Gaston County, for all the talk of a leadership deficit, builds leaders every day. The leadership potential exists within the Economic Development, Human Service, and the Civic sectors. Leaders who can lend expertise and specialized skills, know the way around the issues relevant to our county. Sharing a plan informed by data, experience, and wisdom, they are all in for this effort. This leadership recognizes the benefit possible for all through more and better jobs, an increased tax base, and greater investment. We will find qualities such as competence, compassion, integrity, confidence, flexibility, and honesty informing these leaders. This is Can Do leadership.

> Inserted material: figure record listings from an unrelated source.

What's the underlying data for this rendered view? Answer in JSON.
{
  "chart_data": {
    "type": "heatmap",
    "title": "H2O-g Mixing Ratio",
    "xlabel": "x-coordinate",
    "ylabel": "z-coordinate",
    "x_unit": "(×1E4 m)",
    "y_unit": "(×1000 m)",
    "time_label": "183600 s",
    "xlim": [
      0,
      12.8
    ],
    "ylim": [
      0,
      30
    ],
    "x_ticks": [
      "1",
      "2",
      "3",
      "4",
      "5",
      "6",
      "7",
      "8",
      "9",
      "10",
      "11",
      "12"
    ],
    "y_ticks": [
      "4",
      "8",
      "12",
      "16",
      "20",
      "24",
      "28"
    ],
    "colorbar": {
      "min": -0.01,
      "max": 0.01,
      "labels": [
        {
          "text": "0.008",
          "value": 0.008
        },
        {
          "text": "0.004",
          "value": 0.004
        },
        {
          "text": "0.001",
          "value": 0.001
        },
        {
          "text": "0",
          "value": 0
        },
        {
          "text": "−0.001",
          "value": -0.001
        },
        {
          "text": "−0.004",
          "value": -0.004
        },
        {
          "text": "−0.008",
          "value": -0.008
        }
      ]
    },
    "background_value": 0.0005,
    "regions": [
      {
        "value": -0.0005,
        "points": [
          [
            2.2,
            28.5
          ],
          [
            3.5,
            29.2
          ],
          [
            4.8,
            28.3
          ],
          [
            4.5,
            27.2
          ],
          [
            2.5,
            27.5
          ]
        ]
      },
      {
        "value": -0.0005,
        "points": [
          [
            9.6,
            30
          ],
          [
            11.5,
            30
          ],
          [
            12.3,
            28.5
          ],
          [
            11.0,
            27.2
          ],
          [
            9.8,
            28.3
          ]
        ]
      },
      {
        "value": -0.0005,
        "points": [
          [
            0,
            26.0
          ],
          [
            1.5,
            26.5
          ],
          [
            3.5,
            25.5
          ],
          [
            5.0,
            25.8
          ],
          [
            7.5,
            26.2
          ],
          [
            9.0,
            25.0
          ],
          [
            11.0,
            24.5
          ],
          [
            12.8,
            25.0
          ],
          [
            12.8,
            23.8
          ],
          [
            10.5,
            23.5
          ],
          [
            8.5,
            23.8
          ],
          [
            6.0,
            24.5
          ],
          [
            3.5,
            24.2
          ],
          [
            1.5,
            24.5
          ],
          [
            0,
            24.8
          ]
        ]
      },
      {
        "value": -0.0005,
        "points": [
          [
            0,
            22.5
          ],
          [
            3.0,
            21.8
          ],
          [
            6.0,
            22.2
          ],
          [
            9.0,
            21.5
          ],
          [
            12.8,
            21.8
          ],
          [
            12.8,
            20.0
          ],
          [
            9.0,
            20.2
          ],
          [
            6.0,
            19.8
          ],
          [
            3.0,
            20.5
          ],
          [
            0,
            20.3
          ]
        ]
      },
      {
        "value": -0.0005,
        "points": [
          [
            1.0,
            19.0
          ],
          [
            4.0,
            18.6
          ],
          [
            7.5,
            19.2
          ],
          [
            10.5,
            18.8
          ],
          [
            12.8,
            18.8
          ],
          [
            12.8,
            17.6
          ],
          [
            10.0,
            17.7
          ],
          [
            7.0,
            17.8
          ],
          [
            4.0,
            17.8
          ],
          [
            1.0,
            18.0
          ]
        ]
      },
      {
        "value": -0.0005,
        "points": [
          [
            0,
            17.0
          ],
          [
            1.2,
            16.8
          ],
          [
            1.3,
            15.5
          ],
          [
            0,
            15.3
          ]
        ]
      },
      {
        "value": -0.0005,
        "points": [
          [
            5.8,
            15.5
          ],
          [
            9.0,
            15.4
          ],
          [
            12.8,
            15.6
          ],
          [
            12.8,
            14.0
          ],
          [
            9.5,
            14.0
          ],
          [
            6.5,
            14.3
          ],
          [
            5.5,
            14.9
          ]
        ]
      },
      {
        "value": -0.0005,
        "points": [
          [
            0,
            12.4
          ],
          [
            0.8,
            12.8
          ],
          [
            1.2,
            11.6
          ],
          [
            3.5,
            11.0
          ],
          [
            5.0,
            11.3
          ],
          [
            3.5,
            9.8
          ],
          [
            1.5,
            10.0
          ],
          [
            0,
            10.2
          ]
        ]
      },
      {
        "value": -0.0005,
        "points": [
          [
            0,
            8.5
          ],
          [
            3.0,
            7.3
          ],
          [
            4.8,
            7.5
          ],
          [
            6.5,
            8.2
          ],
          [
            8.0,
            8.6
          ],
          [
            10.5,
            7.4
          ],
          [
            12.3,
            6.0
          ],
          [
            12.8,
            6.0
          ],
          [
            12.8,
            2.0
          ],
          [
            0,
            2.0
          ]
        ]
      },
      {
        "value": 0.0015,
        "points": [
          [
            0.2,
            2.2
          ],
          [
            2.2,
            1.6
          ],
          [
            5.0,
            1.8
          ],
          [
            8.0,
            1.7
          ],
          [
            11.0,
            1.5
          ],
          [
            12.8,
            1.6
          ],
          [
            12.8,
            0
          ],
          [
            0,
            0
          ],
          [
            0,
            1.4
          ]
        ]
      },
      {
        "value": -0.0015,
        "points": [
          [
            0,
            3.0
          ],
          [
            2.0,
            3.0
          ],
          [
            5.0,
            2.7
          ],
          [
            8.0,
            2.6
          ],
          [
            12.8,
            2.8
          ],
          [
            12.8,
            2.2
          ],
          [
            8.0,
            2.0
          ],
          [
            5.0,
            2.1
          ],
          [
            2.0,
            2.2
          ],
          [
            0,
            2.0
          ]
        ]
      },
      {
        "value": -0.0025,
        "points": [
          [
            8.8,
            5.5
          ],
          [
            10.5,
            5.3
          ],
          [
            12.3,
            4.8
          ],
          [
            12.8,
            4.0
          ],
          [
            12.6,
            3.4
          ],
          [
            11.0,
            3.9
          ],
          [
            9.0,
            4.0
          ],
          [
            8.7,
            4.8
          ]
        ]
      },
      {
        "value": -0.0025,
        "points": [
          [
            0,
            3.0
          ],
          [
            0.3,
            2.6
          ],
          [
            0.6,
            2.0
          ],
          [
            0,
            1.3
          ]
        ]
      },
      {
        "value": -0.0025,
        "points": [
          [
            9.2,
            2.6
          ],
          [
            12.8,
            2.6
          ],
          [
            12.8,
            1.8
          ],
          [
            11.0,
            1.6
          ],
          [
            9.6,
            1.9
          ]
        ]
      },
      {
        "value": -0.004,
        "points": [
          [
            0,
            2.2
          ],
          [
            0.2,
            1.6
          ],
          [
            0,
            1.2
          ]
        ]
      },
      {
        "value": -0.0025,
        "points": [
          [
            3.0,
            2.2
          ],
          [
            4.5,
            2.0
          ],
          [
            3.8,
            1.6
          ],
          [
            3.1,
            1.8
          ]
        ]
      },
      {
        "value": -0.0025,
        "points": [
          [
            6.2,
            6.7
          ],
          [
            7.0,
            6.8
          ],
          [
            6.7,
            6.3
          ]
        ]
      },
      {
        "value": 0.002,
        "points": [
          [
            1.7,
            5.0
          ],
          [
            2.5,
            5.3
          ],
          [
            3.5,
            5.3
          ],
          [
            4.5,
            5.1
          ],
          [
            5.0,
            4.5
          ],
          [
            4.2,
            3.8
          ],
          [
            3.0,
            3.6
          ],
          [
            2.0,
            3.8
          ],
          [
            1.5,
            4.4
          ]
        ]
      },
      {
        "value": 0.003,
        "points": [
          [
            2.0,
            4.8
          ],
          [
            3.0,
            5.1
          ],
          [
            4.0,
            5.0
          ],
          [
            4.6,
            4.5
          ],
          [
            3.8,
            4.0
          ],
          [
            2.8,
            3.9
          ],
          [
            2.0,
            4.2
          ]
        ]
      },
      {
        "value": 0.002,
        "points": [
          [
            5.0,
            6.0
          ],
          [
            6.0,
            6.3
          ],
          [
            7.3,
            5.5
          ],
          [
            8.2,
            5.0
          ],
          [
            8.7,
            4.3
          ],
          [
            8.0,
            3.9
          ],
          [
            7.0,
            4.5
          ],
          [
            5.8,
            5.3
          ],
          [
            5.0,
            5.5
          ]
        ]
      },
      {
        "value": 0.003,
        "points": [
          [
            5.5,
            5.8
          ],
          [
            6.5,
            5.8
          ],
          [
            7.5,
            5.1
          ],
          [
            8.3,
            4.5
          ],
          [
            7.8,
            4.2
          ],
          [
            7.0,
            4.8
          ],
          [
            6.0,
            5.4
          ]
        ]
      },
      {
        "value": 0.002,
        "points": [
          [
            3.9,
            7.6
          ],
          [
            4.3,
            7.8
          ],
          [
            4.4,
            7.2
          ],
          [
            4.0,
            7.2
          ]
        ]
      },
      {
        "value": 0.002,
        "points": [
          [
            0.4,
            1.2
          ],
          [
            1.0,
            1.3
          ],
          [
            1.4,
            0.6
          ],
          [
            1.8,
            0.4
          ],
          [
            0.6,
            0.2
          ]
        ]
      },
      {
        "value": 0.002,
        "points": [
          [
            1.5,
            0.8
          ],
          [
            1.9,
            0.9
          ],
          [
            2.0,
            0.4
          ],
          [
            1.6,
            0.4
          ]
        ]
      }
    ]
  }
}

If we look at the success of communities such as Greenville, SC; Asheville, NC; and Franklin, TN, the importance of collaborative work between the private sector and the public sector is clear. Our significant, critical work will require collaboration with elected officials, both municipal and county. Officials will navigate difficult, sobering choices; choices best informed by a clear understanding of overarching, complex goals. This calls for leaders sharing the vision, not handing down the vision; leaders beyond the confines of party politics, thinking and acting locally; leaders mitigating conflict with compassion, dignity and respect for all involved; communicating through wisdom, not social media. We require critical thinkers furthering well crafted policy, cognizant of the present and future outcomes. Can we remind ourselves too often that the image problem faced by Gaston County won’t benefit from the antics of ineffective, disengaged, political officials in the guise of leaders. Certainly not. Friends, let’s agree to follow great leaders by electing great leaders. This time. Every time.